にもかかわらず、この街から群集の絶える事は無い。国で二番の人口を抱えた大都市である事の他に、その理由は三つある。
一つは、数年後に控えた「世紀末祭典」の為。
二つには、一昨年開設された総合病院施設の為。
そして三つ目は、あの塔の存在である。
早朝、霧と蒸気に霞む夥しい群集の中に、忍耐する一本の行列がある。その中の一人が彼である。
黒の中折れを目深に被り、黒曜石のような靴を履いた長身痩躯の若者で、黒い瞳を帽子の縁に滑らせている。周囲に、彼程こざっぱりとしていて、季節に相応しい格好をしている人間はいない。

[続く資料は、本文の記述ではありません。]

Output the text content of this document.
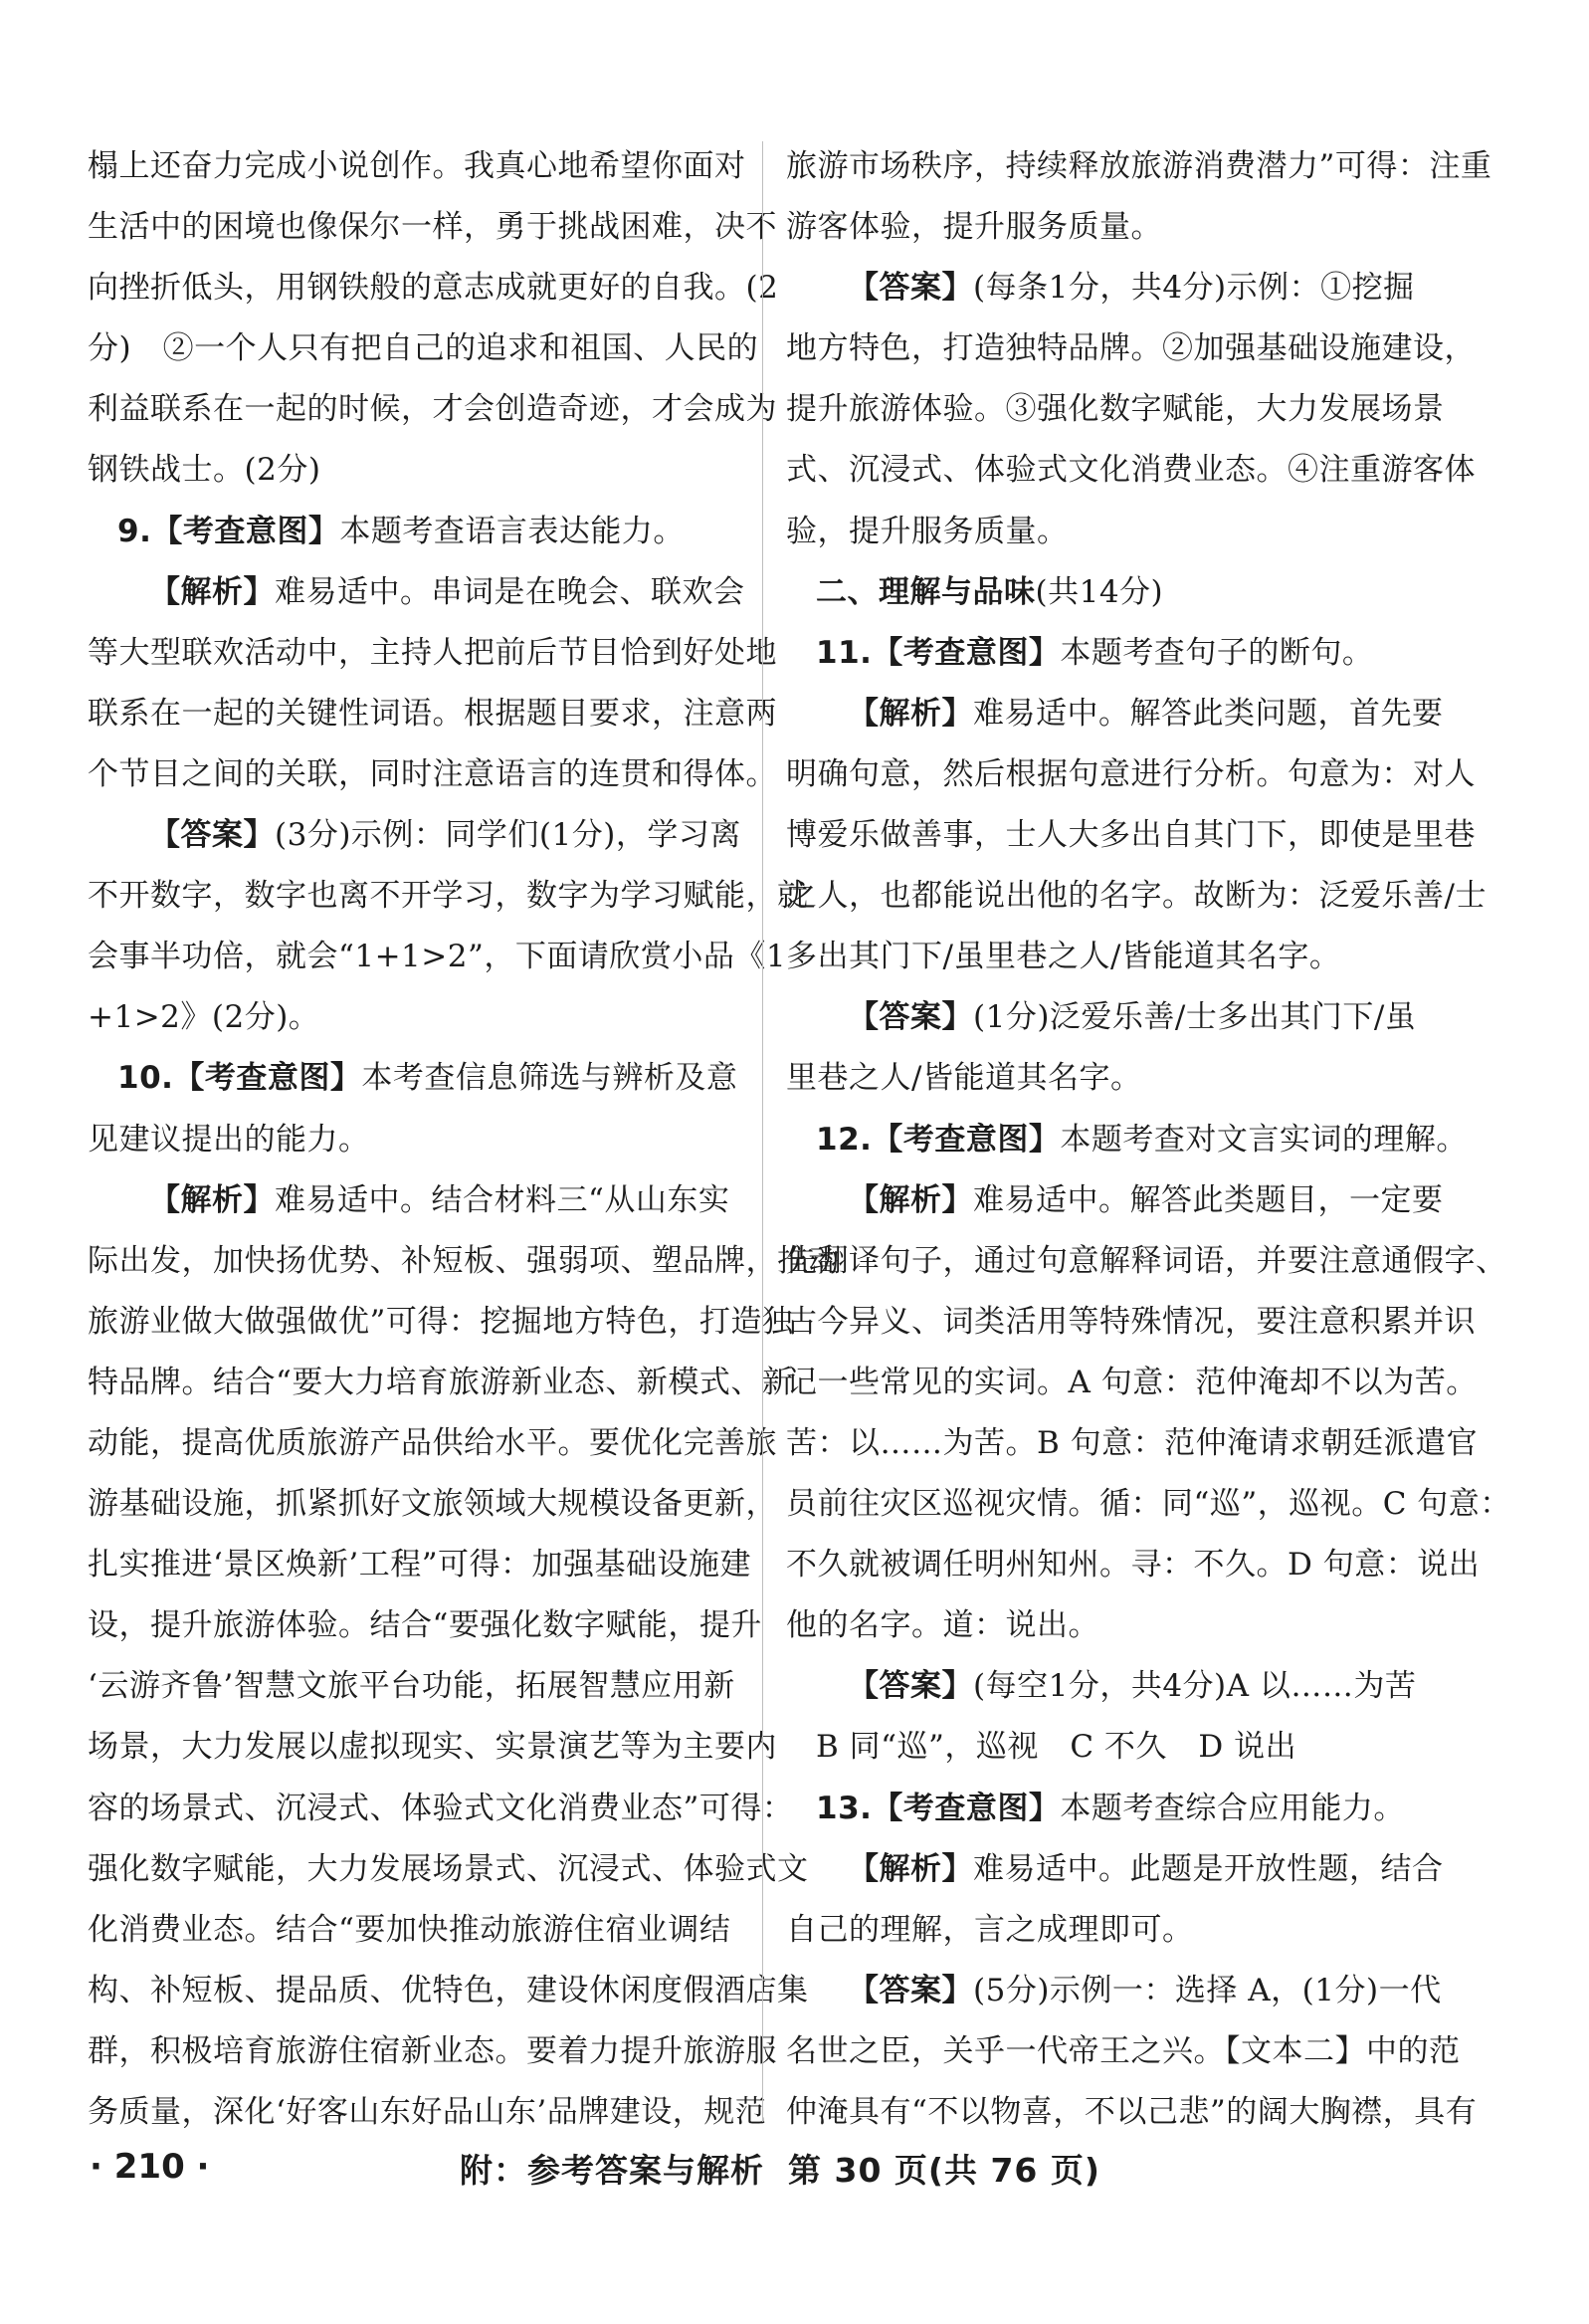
榻上还奋力完成小说创作。我真心地希望你面对
生活中的困境也像保尔一样，勇于挑战困难，决不
向挫折低头，用钢铁般的意志成就更好的自我。(2
分)　②一个人只有把自己的追求和祖国、人民的
利益联系在一起的时候，才会创造奇迹，才会成为
钢铁战士。(2分)
9.【考查意图】本题考查语言表达能力。
【解析】难易适中。串词是在晚会、联欢会
等大型联欢活动中，主持人把前后节目恰到好处地
联系在一起的关键性词语。根据题目要求，注意两
个节目之间的关联，同时注意语言的连贯和得体。
【答案】(3分)示例：同学们(1分)，学习离
不开数字，数字也离不开学习，数字为学习赋能，就
会事半功倍，就会“1+1>2”，下面请欣赏小品《1
+1>2》(2分)。
10.【考查意图】本考查信息筛选与辨析及意
见建议提出的能力。
【解析】难易适中。结合材料三“从山东实
际出发，加快扬优势、补短板、强弱项、塑品牌，推动
旅游业做大做强做优”可得：挖掘地方特色，打造独
特品牌。结合“要大力培育旅游新业态、新模式、新
动能，提高优质旅游产品供给水平。要优化完善旅
游基础设施，抓紧抓好文旅领域大规模设备更新，
扎实推进‘景区焕新’工程”可得：加强基础设施建
设，提升旅游体验。结合“要强化数字赋能，提升
‘云游齐鲁’智慧文旅平台功能，拓展智慧应用新
场景，大力发展以虚拟现实、实景演艺等为主要内
容的场景式、沉浸式、体验式文化消费业态”可得：
强化数字赋能，大力发展场景式、沉浸式、体验式文
化消费业态。结合“要加快推动旅游住宿业调结
构、补短板、提品质、优特色，建设休闲度假酒店集
群，积极培育旅游住宿新业态。要着力提升旅游服
务质量，深化‘好客山东好品山东’品牌建设，规范
旅游市场秩序，持续释放旅游消费潜力”可得：注重
游客体验，提升服务质量。
【答案】(每条1分，共4分)示例：①挖掘
地方特色，打造独特品牌。②加强基础设施建设，
提升旅游体验。③强化数字赋能，大力发展场景
式、沉浸式、体验式文化消费业态。④注重游客体
验，提升服务质量。
二、理解与品味(共14分)
11.【考查意图】本题考查句子的断句。
【解析】难易适中。解答此类问题，首先要
明确句意，然后根据句意进行分析。句意为：对人
博爱乐做善事，士人大多出自其门下，即使是里巷
之人，也都能说出他的名字。故断为：泛爱乐善/士
多出其门下/虽里巷之人/皆能道其名字。
【答案】(1分)泛爱乐善/士多出其门下/虽
里巷之人/皆能道其名字。
12.【考查意图】本题考查对文言实词的理解。
【解析】难易适中。解答此类题目，一定要
先翻译句子，通过句意解释词语，并要注意通假字、
古今异义、词类活用等特殊情况，要注意积累并识
记一些常见的实词。A 句意：范仲淹却不以为苦。
苦：以……为苦。B 句意：范仲淹请求朝廷派遣官
员前往灾区巡视灾情。循：同“巡”，巡视。C 句意：
不久就被调任明州知州。寻：不久。D 句意：说出
他的名字。道：说出。
【答案】(每空1分，共4分)A 以……为苦
B 同“巡”，巡视　C 不久　D 说出
13.【考查意图】本题考查综合应用能力。
【解析】难易适中。此题是开放性题，结合
自己的理解，言之成理即可。
【答案】(5分)示例一：选择 A，(1分)一代
名世之臣，关乎一代帝王之兴。【文本二】中的范
仲淹具有“不以物喜，不以己悲”的阔大胸襟，具有
· 210 ·	附：参考答案与解析 第 30 页(共 76 页)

蒼い影の浸潤する寒々とした街路は尽く濁り、馬車馬の手綱房や、外套の隙間から覗くビロウド上着の鮮やかさも、毒々しいだけである。 他所で流行している、羽飾り付の帽子や、木枠入りのレーススカートを纏った婦人達の姿はない。
派手派手しい帽子を被ってこの群集に紛れた令嬢は、まず真っ先に帽子を流されるだろう。文字通り、人間の頭上を木の葉のようにたゆとうて、やがて何処かの路地へと吸い込まれていくだろう。孔雀の羽も、宝石も、果ては帽子に巻かれた絹のリボン一本までも、彼女の手には戻らない。もし、盛大に膨張したスカートまで身に付けていたとしたら、彼女自身が、帽子と同じ運命を辿る羽目に陥る。そして、身体もろとも暗渠に引き込まれて二度とは還って来ないだろう。
だから、富豪達は決して馬車から降りようとはしない。街の濁色は、忙中貧苦の色でもあった。